XRP traders are watching the charts closely this week. A mix of short-term patterns and long-term targets has people asking one big question.
Can XRP climb all the way to $120 in 2026?
Let's break down what the charts and news are actually showing.
On the 1-hour graph, the altcoin is trading near $1.183. A trader known as Ali Charts pointed out a symmetrical triangle forming on the short-term graph.
A symmetrical triangle happens when the price moves in smaller and smaller swings. Eventually, the price breaks out one way or another.
According to the graph shared, a breakout from this pattern could lead to a move of around 14%. That move could go up or down, depending on which way the price breaks.
Another post making the rounds claims Wall Street interest in XRP is growing. It points to a T. Rowe Price Active Crypto ETF filing with the SEC, suggesting an 11.42% allocation tied to XRP.
ETF filings can be a sign that bigger financial firms are paying attention to an asset. However, filings alone do not guarantee approval or that the fund will actually launch.
This is where the bigger story comes in. A long-term chart from EGRAG Crypto shows altcoin forming a massive symmetrical triangle stretching back to 2017.
This triangle compresses years of price action into a tighter and tighter range. The chart highlights the 50 EMA, 100 EMA, and the 144-week moving average as key levels to watch.
The analysis marks January 2026 as an important time window. According to the chart, it could be near the tip of this long-term triangle, often a point where big moves happen.
The graph lists several Fibonacci extension levels as potential targets. These include 1.272 (around $9.27), 1.414 (around $15.37), and 1.618 (around $31.76).
At the very top of the chart, there is a marker near $120, tied to a much larger percentage move of over 2,600%. This is shown as a long-term, multi-year possibility, not a short-term target.
These are not promises. They are simply levels drawn from technical analysis tools that traders use to guess where the price might go if a trend continues.
A separate post argues that the altcoin is still trading near levels seen back in 2018. The chart shows price moving sideways inside a long-term range, with a "Resistance Zone" marked higher up.
The idea here is that people who missed buying this altcoin years ago are getting another shot at similar prices. The chart also shows an upward arrow suggesting a possible future breakout above the marked resistance zone.
Again, this is one trader's view based on historical price patterns, not a guarantee of future performance.
Based on the charts shared, $120 sits at the very top end of a long-term projection tied to a major breakout from a multi-year triangle pattern.
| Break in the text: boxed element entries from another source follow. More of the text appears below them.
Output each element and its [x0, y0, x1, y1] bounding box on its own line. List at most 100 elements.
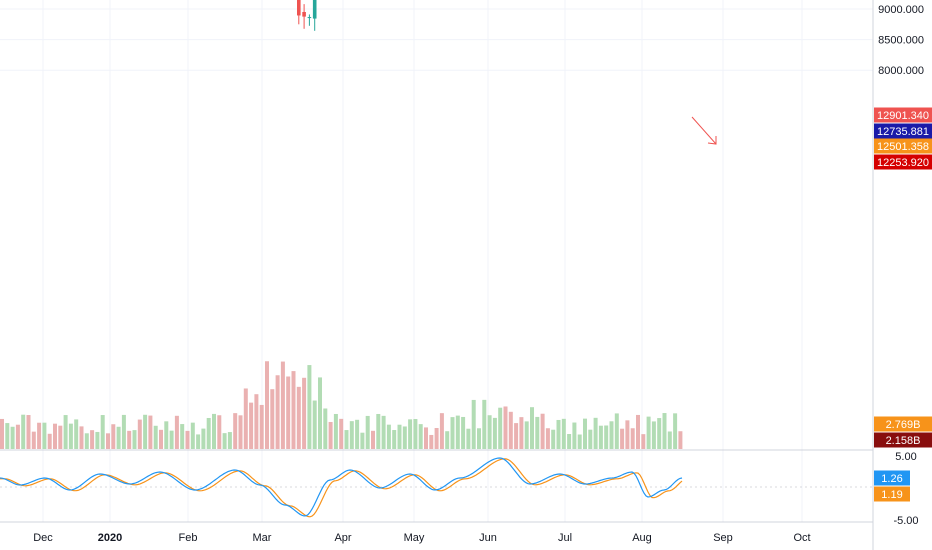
- oscillator-pane: 5.00 -5.00 1.26 1.19: [0, 449, 919, 527]
- volume-bar: [662, 413, 667, 449]
- volume-bar: [556, 419, 561, 449]
- volume-bar: [249, 402, 254, 449]
- volume-bar: [604, 425, 609, 449]
- volume-bar: [217, 415, 222, 449]
- volume-bar: [625, 420, 630, 449]
- volume-bar: [132, 430, 137, 449]
- volume-bar: [424, 427, 428, 449]
- volume-bar: [651, 421, 656, 449]
- volume-bar: [201, 428, 206, 449]
- volume-bar: [461, 416, 466, 449]
- x-tick-label: Dec: [33, 532, 53, 544]
- volume-bar: [84, 433, 89, 449]
- x-tick-label: May: [404, 532, 425, 544]
- volume-bar: [270, 389, 275, 449]
- volume-bar: [535, 416, 540, 449]
- x-tick-label: Oct: [793, 532, 810, 544]
- annotations: [691, 116, 717, 145]
- osc-main-line: [0, 457, 683, 517]
- volume-bar: [227, 432, 232, 449]
- volume-bar: [482, 399, 487, 449]
- volume-bar: [455, 415, 460, 449]
- volume-bar: [386, 424, 391, 449]
- volume-bar: [26, 415, 31, 449]
- price-badge: [874, 138, 932, 154]
- candle-body: [307, 17, 312, 19]
- candlesticks: [297, 0, 317, 31]
- volume-bar: [174, 415, 179, 449]
- osc-badge-text: 1.19: [881, 489, 902, 501]
- volume-bar: [588, 429, 593, 449]
- grid: [0, 0, 873, 522]
- volume-bar: [333, 413, 338, 449]
- volume-bar: [212, 413, 216, 449]
- volume-bar: [477, 428, 481, 449]
- volume-bar: [90, 430, 95, 449]
- volume-bar: [42, 422, 47, 449]
- projection-arrow-line: [691, 116, 717, 145]
- volume-bar: [58, 425, 63, 449]
- volume-bar: [238, 415, 243, 449]
- volume-bar: [10, 426, 15, 449]
- volume-bar: [519, 417, 524, 449]
- osc-badge: [874, 486, 910, 502]
- y-tick-label: 9000.000: [878, 4, 924, 16]
- volume-bar: [53, 423, 57, 449]
- volume-bar: [159, 429, 163, 449]
- volume-bar: [259, 404, 264, 449]
- volume-bar: [323, 408, 328, 449]
- volume-bar: [74, 419, 79, 449]
- volume-bar: [413, 419, 418, 449]
- volume-bar: [116, 426, 121, 449]
- volume-bar: [5, 423, 10, 449]
- volume-bar: [185, 430, 190, 449]
- x-tick-label: 2020: [98, 532, 122, 544]
- volume-bar: [344, 430, 349, 449]
- volume-bar: [127, 430, 132, 449]
- x-tick-label: Jun: [479, 532, 497, 544]
- volume-bar: [63, 415, 68, 449]
- volume-bar: [95, 431, 100, 449]
- volume-bar: [657, 418, 662, 449]
- volume-bar: [376, 413, 381, 449]
- volume-badge-text: 2.769B: [886, 419, 921, 431]
- volume-bar: [429, 434, 434, 449]
- volume-bar: [593, 417, 598, 449]
- volume-bar: [450, 417, 455, 449]
- volume-bar: [397, 424, 402, 449]
- volume-bar: [402, 426, 407, 449]
- volume-bar: [254, 394, 259, 449]
- volume-bar: [190, 422, 195, 449]
- volume-bar: [471, 399, 476, 449]
- volume-bar: [508, 411, 513, 449]
- volume-bar: [551, 429, 556, 449]
- volume-bar: [15, 424, 20, 449]
- volume-bar: [583, 418, 587, 449]
- volume-bar: [498, 407, 503, 449]
- volume-bar: [646, 416, 651, 449]
- volume-bar: [540, 413, 545, 449]
- volume-bar: [302, 377, 307, 449]
- volume-bar: [106, 433, 110, 449]
- volume-bar: [280, 361, 285, 449]
- projection-arrow-head: [707, 136, 717, 145]
- volume-bar: [265, 361, 269, 449]
- volume-bar: [641, 434, 646, 449]
- volume-bar: [37, 422, 42, 449]
- volume-bar: [524, 421, 529, 449]
- volume-bar: [180, 424, 185, 449]
- volume-bar: [318, 377, 322, 449]
- volume-bar: [312, 400, 317, 449]
- volume-bar: [100, 415, 105, 449]
- volume-bar: [678, 431, 683, 449]
- volume-bar: [667, 431, 672, 449]
- volume-bar: [328, 421, 333, 449]
- volume-bar: [530, 407, 534, 449]
- x-tick-label: Feb: [179, 532, 198, 544]
- volume-bar: [620, 428, 625, 449]
- volume-bar: [636, 414, 640, 449]
- osc-badge-text: 1.26: [881, 473, 902, 485]
- price-badge: [874, 123, 932, 139]
- volume-bar: [492, 417, 497, 449]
For Ripple to get anywhere close to that level, it would need a series of strong moves well beyond current prices, which sit just above $1. Short-term charts suggest only a possible 14% move from the current triangle pattern.
In short, $120 is presented as a long-term, high-end target tied to a much bigger market cycle, not something likely to happen overnight.
This article is for informational purposes only and does not constitute financial advice. Cryptocurrency markets are highly volatile and risky. Always do your own research and consult a licensed financial advisor before making any investment decisions.